Getting Started with SRWorks Experience in Unreal¶
Prerequisites¶
To work with this demo project, it is important to have some understanding of Unreal including the use of the Motion Controller class, Blueprint, Level Streaming, and the Game Instance class. To start, unzip the file SRWorks_Experience.zip and manually build the solution. Then open the project file Experience_Unreal.uproject.
Level Structure¶
In Content Browser, open Content > Maps > Persistent Map. In the Levels window, you will see that all maps have already been added:
SRWorks Actors¶
Persistent Level contains a set of ViveSR actors. These actors contains functions of SRWorks. Each level in this project references some of those actors.
GameStart¶
BP_GameStart serves two purposes: 1. Storing the actor ViveSR1 as a reference in BP_Experience_SaveGame. for it to be used cross levels 2. Loading all the levels upon BeginPlay and sets only the starting level, or Level1_Effect_ModeSwitch, to visible.
Pawns¶
Persistent Level loads seven other levels from seven other maps:
Level1_Effects_ModeSwitch
Level2_DepthImage
Level3_DynamicMesh
Level4_StaticMesh
Level5_ChairSegmentation
Level6_CameraControl
Level7_Portal
Each map contains a child blueprint of ViveMotionController, which serves three purposes:
Initiating tracking of the HMD and the Vive Controllers,
Finding reference of ViveSR from BP_Experience_SaveGame, and
Handling the controller input, Grip, for switching levels.

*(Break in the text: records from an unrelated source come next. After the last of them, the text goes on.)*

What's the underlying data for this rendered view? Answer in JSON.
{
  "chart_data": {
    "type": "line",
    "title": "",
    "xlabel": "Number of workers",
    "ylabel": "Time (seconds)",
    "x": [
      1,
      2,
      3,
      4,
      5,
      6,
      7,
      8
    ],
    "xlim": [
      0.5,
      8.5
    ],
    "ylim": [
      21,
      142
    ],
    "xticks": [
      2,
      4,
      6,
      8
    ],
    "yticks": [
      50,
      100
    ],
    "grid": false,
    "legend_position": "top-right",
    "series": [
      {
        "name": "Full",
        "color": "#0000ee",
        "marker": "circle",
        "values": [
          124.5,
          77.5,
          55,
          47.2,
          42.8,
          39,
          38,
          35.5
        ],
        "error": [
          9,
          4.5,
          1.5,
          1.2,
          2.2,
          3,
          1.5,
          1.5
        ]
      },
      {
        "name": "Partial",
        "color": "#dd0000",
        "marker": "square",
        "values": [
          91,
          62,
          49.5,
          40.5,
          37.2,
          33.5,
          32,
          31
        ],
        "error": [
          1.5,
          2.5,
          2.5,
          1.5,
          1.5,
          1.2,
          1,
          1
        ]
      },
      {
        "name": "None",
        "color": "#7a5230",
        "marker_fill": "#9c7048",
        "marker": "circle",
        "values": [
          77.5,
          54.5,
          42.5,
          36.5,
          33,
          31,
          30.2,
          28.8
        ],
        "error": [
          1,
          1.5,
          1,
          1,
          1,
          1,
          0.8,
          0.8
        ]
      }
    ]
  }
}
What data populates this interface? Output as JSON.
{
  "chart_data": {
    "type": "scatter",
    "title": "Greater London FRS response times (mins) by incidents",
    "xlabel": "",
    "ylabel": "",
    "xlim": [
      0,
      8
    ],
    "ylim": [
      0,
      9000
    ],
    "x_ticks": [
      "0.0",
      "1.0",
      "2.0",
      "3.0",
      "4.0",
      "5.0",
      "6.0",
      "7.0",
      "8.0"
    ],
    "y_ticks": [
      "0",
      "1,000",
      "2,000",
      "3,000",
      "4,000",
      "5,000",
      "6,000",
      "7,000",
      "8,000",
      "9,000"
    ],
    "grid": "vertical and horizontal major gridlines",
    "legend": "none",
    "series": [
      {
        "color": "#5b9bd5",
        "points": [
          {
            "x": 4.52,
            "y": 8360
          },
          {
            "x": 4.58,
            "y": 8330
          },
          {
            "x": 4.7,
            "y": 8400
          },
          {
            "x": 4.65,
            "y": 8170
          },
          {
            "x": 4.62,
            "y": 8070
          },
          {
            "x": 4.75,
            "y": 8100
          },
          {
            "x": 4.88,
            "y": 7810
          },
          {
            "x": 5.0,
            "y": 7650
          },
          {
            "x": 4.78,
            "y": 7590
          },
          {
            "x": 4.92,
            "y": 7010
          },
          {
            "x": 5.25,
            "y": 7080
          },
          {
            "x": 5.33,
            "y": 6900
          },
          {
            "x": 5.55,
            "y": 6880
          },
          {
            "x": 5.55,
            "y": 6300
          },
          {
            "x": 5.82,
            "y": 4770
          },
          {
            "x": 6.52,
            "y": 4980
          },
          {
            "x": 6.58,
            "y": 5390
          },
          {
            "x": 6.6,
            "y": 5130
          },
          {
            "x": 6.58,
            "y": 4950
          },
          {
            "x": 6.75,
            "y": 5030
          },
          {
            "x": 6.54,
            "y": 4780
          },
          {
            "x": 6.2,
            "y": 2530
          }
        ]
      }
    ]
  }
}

The child Blueprints of ViveMotionController handle controller input for demonstrating different features of SRWorks. For example, in Leve1_Effect_ModeSwitch, Vive_MotionController_Effects is to control two of the many features of SRWorks:
Mode Switch—switching between VR Mode and Mix Mode and
Shader Effects—switching the shaders for the pass-through planes
This structure also applies to all other six levels. Each level has a child Blueprint of ViveMotionController that handles controller input and each of them demonstrates part of what SRWorks can do.